Somos la Iglesia, la comunidad de la esperanza, responsables de suscitar signos de esperanza y alegría que necesita nuestro pueblo. Tenemos la misión de descubrir los signos de vida que existen en la vida sufriente del mundo obrero empobrecido para poder experimentar cómo Dios pone vida donde los seres humanos ponemos muerte y deshumanización. Tenemos que aprender a descubrir cómo a las afueras de Belén, en la periferia marginada donde la esperanza se vuelve cara para los pobres, Dios hace surgir la Esperanza y la alegría para toda la humanidad. Nace Dios como signo del desacuerdo con un modo inhumano de vivir y construir nuestras relaciones humanas, como grito de esperanza frente a la injusticia fatal. Dios pone vida donde nosotros solo dejamos espacio a la muerte.

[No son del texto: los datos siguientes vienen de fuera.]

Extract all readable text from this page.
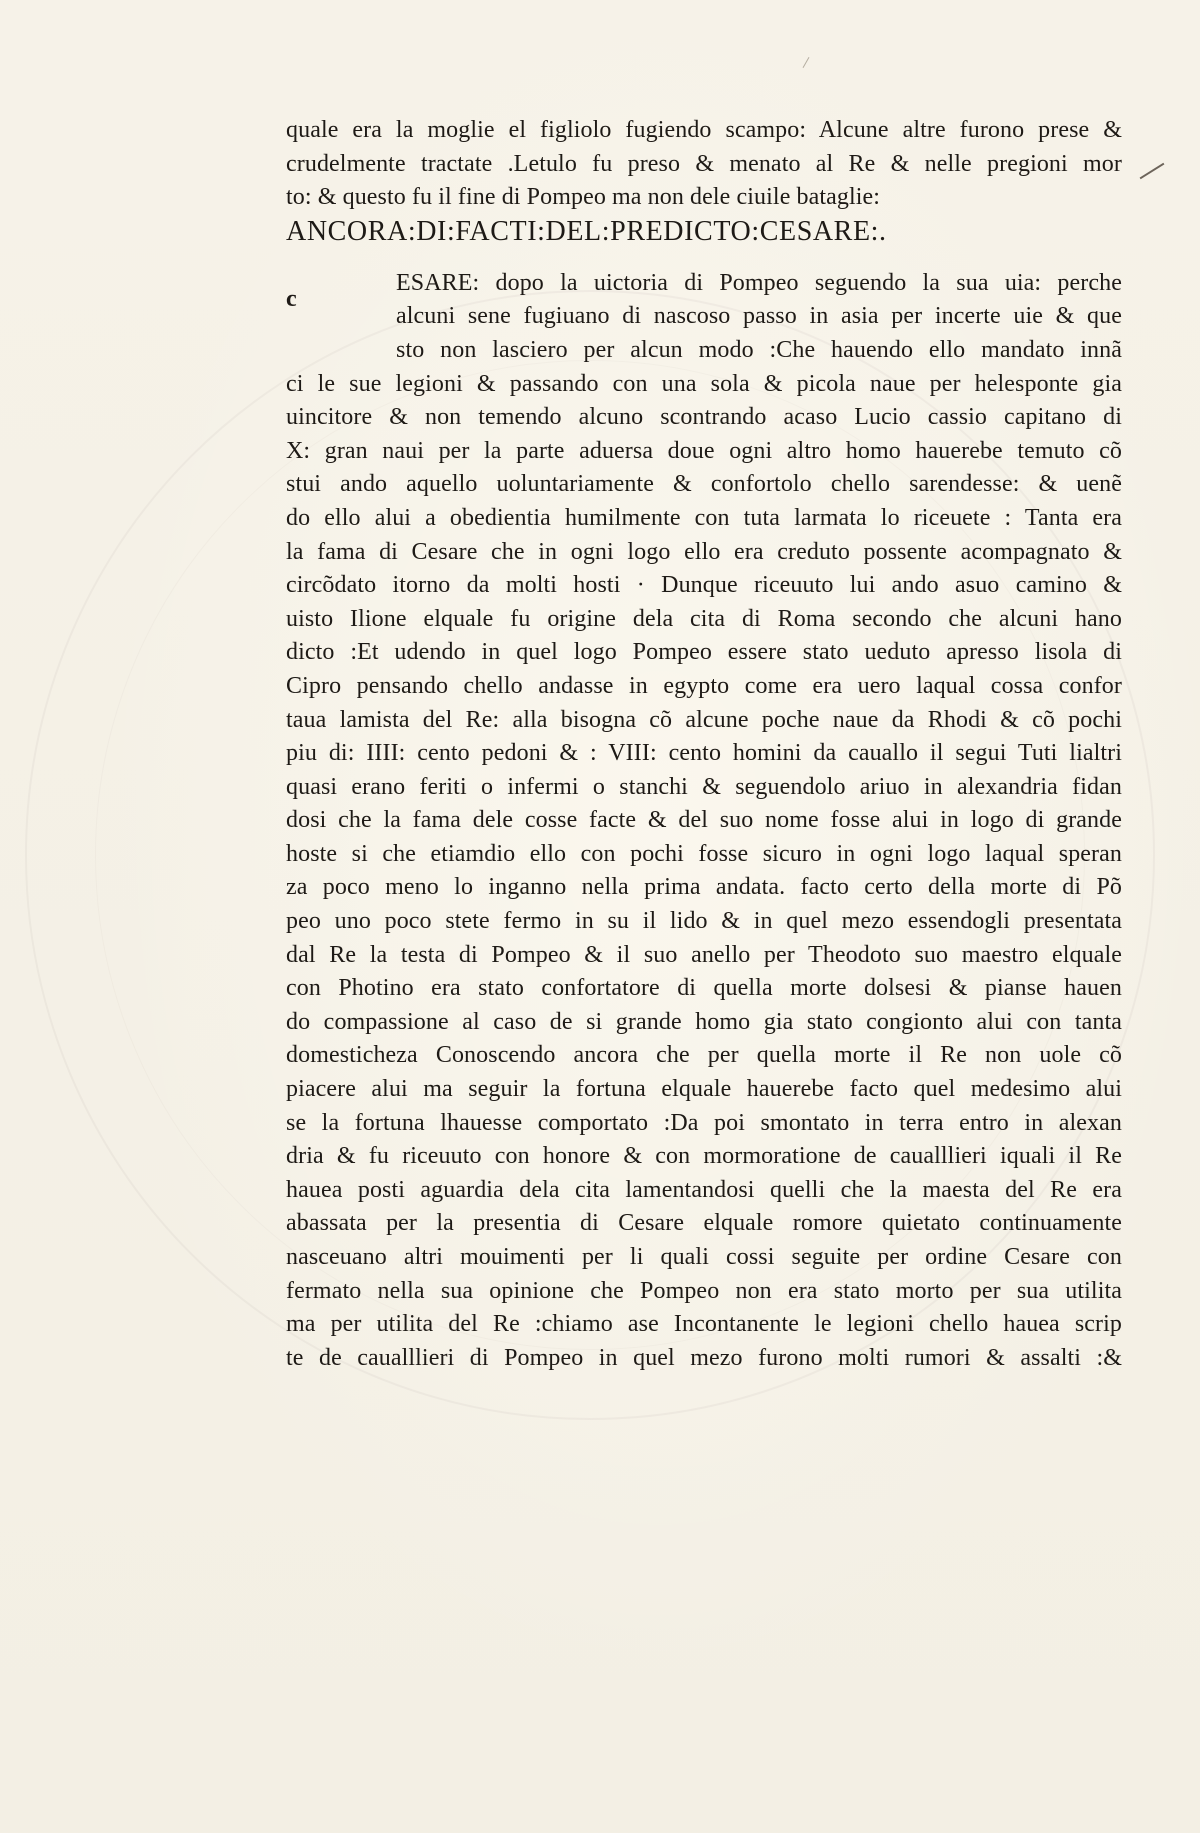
quale era la moglie el figliolo fugiendo scampo: Alcune altre furono prese &
crudelmente tractate .Letulo fu preso & menato al Re & nelle pregioni mor
to: & questo fu il fine di Pompeo ma non dele ciuile bataglie:
ANCORA:DI:FACTI:DEL:PREDICTO:CESARE:.
ESARE: dopo la uictoria di Pompeo seguendo la sua uia: perche
alcuni sene fugiuano di nascoso passo in asia per incerte uie & que
sto non lasciero per alcun modo :Che hauendo ello mandato innã
ci le sue legioni & passando con una sola & picola naue per helespontе gia
uincitore & non temendo alcuno scontrando acaso Lucio cassio capitano di
X: gran naui per la parte aduersa doue ogni altro homo hauerebe temuto cõ
stui ando aquello uoluntariamente & confortolo chello sarendesse: & uenẽ
do ello alui a obedientia humilmente con tuta larmata lo riceuete : Tanta era
la fama di Cesare che in ogni logo ello era creduto possente acompagnato &
circõdato itorno da molti hosti · Dunque riceuuto lui ando asuo camino &
uisto Ilione elquale fu origine dela cita di Roma secondo che alcuni hano
dicto :Et udendo in quel logo Pompeo essere stato ueduto apresso lisola di
Cipro pensando chello andasse in egypto come era uero laqual cossa confor
taua lamista del Re: alla bisogna cõ alcune poche naue da Rhodi & cõ pochi
piu di: IIII: cento pedoni & : VIII: cento homini da cauallo il segui Tuti lialtri
quasi erano feriti o infermi o stanchi & seguendolo ariuo in alexandria fidan
dosi che la fama dele cosse facte & del suo nome fosse alui in logo di grande
hoste si che etiamdio ello con pochi fosse sicuro in ogni logo laqual speran
za poco meno lo inganno nella prima andata. facto certo della morte di Põ
peo uno poco stete fermo in su il lido & in quel mezo essendogli presentata
dal Re la testa di Pompeo & il suo anello per Theodoto suo maestro elquale
con Photino era stato confortatore di quella morte dolsesi & pianse hauen
do compassione al caso de si grande homo gia stato congionto alui con tanta
domesticheza Conoscendo ancora che per quella morte il Re non uole cõ
piacere alui ma seguir la fortuna elquale hauerebe facto quel medesimo alui
se la fortuna lhauesse comportato :Da poi smontato in terra entro in alexan
dria & fu riceuuto con honore & con mormoratione de caualllieri iquali il Re
hauea posti aguardia dela cita lamentandosi quelli che la maesta del Re era
abassata per la presentia di Cesare elquale romore quietato continuamente
nasceuano altri mouimenti per li quali cossi seguite per ordine Cesare con
fermato nella sua opinione che Pompeo non era stato morto per sua utilita
ma per utilita del Re :chiamo ase Incontanente le legioni chello hauea scrip
te de caualllieri di Pompeo in quel mezo furono molti rumori & assalti :&
c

El Hijo de Dios hace carne en nuestra carne la alegría y la esperanza. Por eso caminamos en búsqueda y encuentro esperanzado de los signos de alegría que suscita esa presencia de Dios en nuestra historia humana. Es tiempo de encaminarnos a la gran alegría, a la fiesta del encuentro con Dios que viene a nuestro encuentro para quedarse. Es el tiempo de la gratitud porque Dios en su amor ha querido habitarnos.

Belén es el signo de nuestra esperanza comenzada, de nuestra alegría incoada, de nuestro encuentro con la ternura de Dios-con-nosotros, en nuestra vida, que nos hace testigos de su amor. Somos –tenemos que ser–, en definitiva, alegres servidores de la esperanza, porque somos hijos e hijas del amor. Que nuestra alegría se vuelva mensaje profético de esperanza para el mundo obrero.